PENETRATIONTEST PROVIDER , HOW DO YOU MAKE THE RIGHT CHOICE?
IT security is more important than ever in today’s digital age. In order to guarantee this security, comprehensive technical expertise is indispensable, especially as a penetration test provider.
The demand for IT security experts is increasing continuously. More and more companies are looking for support from penetration test providers in order to have their IT checked with a penetration test and to better protect their company through IT security consulting. However, due to the high density of offers, it is difficult to make a selection of the right provider. Many companies therefore have a complicated selection process.
How can you make the right decision? How do qualified and unqualified providers differ?
PENETRATION TESTING CERTIFICATIONS AND STANDARDS
What I am looking in a peneteration test provider
1. Reputation and Experience
The reputation of the service provider is an important aspect that should be considered. You should place a special focus on the quality, trustworthiness, independence and technical expertise of the providers.
Quality is reflected in certificates, detailed blog entries and reports in trade magazines or customer experiences.
Trustworthiness is of course another important factor, as the contracted service provider is guaranteed access to your sensitive company data. Here the values, philosophy and sympathy should match.
Independence is essential, because the sale of hardware and software solutions should not be the focus.
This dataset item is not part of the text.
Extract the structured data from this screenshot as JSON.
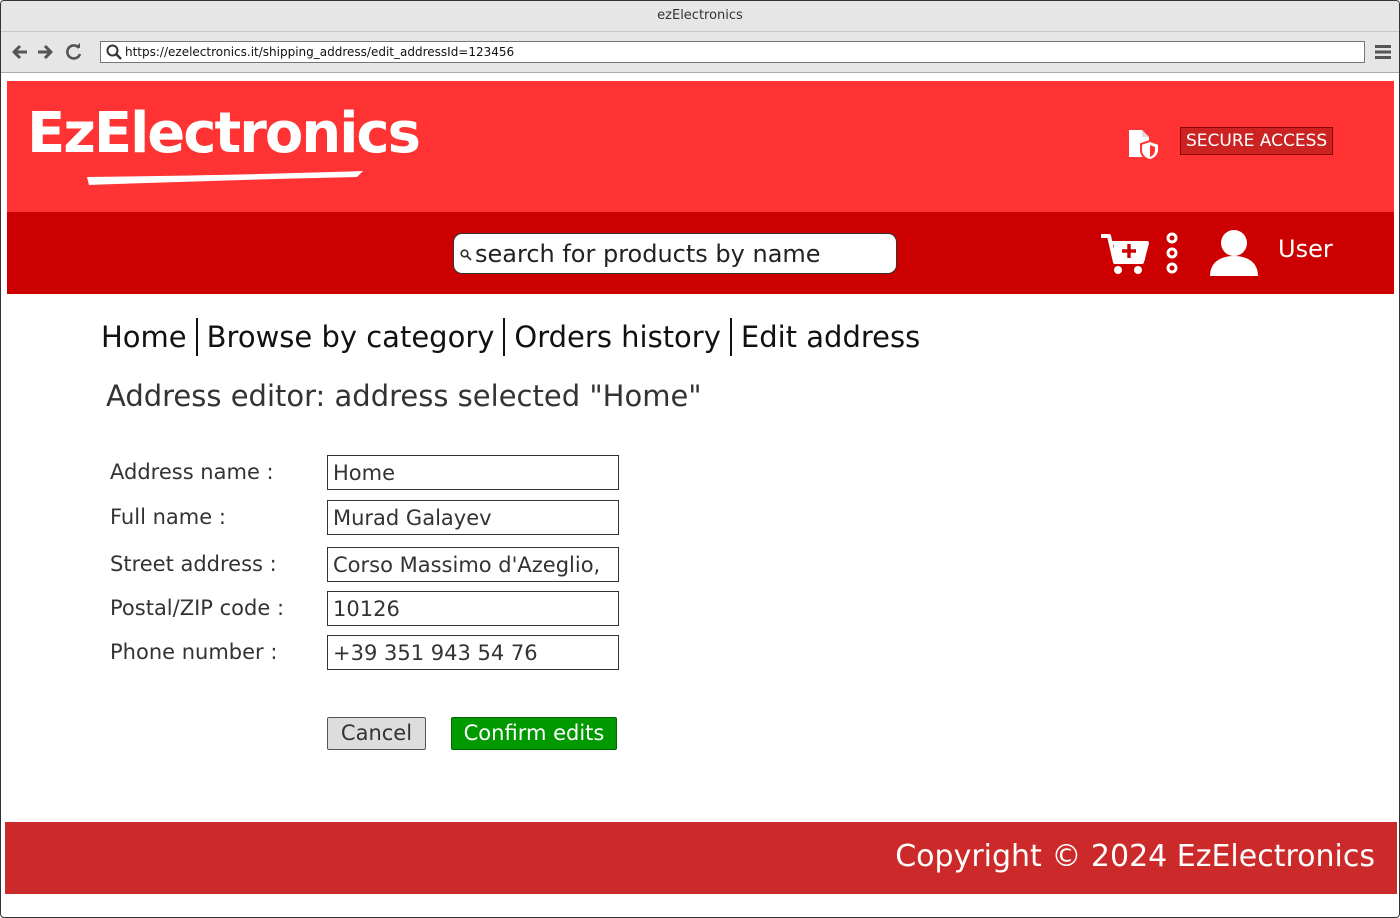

At best, the pentest provider acts as an objective appraiser and independent advisor.
Indicators of technical expertise and good competence are experience (it takes time and constant training to build up a great deal of expertise in the field of IT security) and research and further development at the service providers in your own company (the provider should always be up to date Be aware of the status of security gaps and weak points and continuously develop in order to be able to advise you extensively. An outdated status can have fatal consequences).
2. Advice
Advice to the company from the potential penetration test provider is the cornerstone of a good cooperation. You should make sure that your needs and expectations are catered for, as every company needs to be viewed in a differentiated manner and depends on individual protection. Your corresponding penetration test should be structured just as individually. A good tip for a professional pentest provider is therefore that in the offer process many questions are asked about the infrastructure to be tested in order to be able to coordinate the type and scope of the test as precisely as possible .
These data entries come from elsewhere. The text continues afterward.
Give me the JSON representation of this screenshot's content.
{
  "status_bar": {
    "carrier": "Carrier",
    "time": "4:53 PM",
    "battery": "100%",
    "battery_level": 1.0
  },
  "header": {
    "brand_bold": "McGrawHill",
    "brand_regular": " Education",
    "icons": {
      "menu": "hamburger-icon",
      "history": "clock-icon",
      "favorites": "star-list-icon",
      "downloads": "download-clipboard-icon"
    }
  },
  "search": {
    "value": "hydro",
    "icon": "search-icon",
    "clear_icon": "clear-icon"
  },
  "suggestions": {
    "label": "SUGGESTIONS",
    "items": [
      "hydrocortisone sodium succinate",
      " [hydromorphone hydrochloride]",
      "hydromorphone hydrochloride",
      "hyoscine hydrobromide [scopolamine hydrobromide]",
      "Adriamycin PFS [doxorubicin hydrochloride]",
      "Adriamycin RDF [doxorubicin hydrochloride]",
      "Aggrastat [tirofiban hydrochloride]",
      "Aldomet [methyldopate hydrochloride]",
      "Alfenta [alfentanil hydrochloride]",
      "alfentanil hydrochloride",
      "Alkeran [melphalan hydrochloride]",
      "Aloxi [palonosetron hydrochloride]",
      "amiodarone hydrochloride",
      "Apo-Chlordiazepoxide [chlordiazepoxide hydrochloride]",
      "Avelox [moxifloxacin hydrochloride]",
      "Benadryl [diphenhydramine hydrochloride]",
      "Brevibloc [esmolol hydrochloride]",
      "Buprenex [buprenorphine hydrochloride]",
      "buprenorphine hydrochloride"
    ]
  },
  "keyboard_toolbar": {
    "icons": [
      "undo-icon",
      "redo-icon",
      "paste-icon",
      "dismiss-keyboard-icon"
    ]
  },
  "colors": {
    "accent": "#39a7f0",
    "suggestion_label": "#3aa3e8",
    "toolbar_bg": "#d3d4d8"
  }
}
In the offer situation, ask how the pentest provider carries out the analysis. There are very different approaches where the risk involved in collecting data is very different. As is so often the case, there is no right or wrong here – but the process should meet your needs and expectations.
- How aggressively should the penetration test provider conduct the analysis?
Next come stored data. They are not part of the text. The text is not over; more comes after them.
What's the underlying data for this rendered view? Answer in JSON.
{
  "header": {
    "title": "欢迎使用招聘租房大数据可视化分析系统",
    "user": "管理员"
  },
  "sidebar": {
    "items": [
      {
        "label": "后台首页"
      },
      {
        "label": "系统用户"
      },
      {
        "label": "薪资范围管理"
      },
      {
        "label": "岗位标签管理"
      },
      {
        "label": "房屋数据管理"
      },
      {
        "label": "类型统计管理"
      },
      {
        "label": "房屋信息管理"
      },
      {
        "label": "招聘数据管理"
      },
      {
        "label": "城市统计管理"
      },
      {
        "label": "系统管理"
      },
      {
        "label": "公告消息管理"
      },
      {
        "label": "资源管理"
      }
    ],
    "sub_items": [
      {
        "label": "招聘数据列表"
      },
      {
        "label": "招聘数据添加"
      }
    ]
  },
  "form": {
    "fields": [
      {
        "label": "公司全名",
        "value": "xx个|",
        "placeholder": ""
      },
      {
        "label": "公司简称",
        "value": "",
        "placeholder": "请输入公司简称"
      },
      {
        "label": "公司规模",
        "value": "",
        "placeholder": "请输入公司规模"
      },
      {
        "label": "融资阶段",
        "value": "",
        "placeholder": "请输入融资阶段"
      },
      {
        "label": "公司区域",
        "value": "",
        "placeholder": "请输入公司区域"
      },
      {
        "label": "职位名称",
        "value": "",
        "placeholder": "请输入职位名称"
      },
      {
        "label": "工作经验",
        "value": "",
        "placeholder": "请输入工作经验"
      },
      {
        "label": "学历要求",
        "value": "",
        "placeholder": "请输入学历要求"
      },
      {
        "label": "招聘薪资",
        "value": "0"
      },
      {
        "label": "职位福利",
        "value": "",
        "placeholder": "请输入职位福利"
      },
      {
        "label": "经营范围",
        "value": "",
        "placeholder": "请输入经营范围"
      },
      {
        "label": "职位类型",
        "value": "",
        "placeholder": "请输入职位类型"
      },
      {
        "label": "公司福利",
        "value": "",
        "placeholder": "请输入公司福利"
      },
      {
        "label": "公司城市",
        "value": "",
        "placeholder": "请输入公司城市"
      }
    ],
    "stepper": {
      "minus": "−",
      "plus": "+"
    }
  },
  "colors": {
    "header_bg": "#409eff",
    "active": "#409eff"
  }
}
- How transparent should it be?
- How much information would you like to give him in advance and what information should he get himself?
- What information and results do you get in the end?
3. Organisation
Every penetration test provider should follow a clearly structured process for their pentest in order to avoid irritation and to deliver the maximum test results. The procedure of the penetration test is the framework of the project.
Information about the contact person, the timing, the coordination dates, the test period and the completion of the project should be clearly communicated so that you are always up to date and not restricted in your day-to-day business.
4. Effort and implementation format of the penetration test
An appropriate pentest is always based on the function of the infrastructure to be tested. If you have a low functionality server, the test will likely run very quickly. If you have 100 servers, the test will take longer. The effort for the test should therefore relate to the infrastructure.
The implementation format and the clearly defined methodology reflect the quality of the penetration test – here, attention should be paid to the implementation. An automated penetration test will not meet your individual needs, as it can only act superficially. These security assessments convey a false sense of security and hide additional risks.
A manual pentest, on the other hand, can be optimally adapted to your individual protection needs and results in you receiving comprehensive results.
To round off a penetration test, the “human” risk should not be disregarded by the penetration test provider. Find out whether the topic of social engineering is also covered, as this is often neglected. In addition, you can improve the user awareness of your employees through IT security training .
5. Documentation
Documentation is at the heart of a penetration test. In this report, all security risks and vulnerabilities should be recorded extensively and thoroughly.
You should pay attention to the format in which these are transmitted. There should be different versions for management, IT with recommendations for action and a comprehensive presentation. This ensures that you are actually dealing with IT security experts. Only those who understand their craft can convey this in an understandable way.
CONCLUSION
The search for the right penetration test provider is complicated and extensive. With these 5 tips we would like to help you make an informed decision.
With these tips you can put potential pentest providers through their paces, even without technical expertise.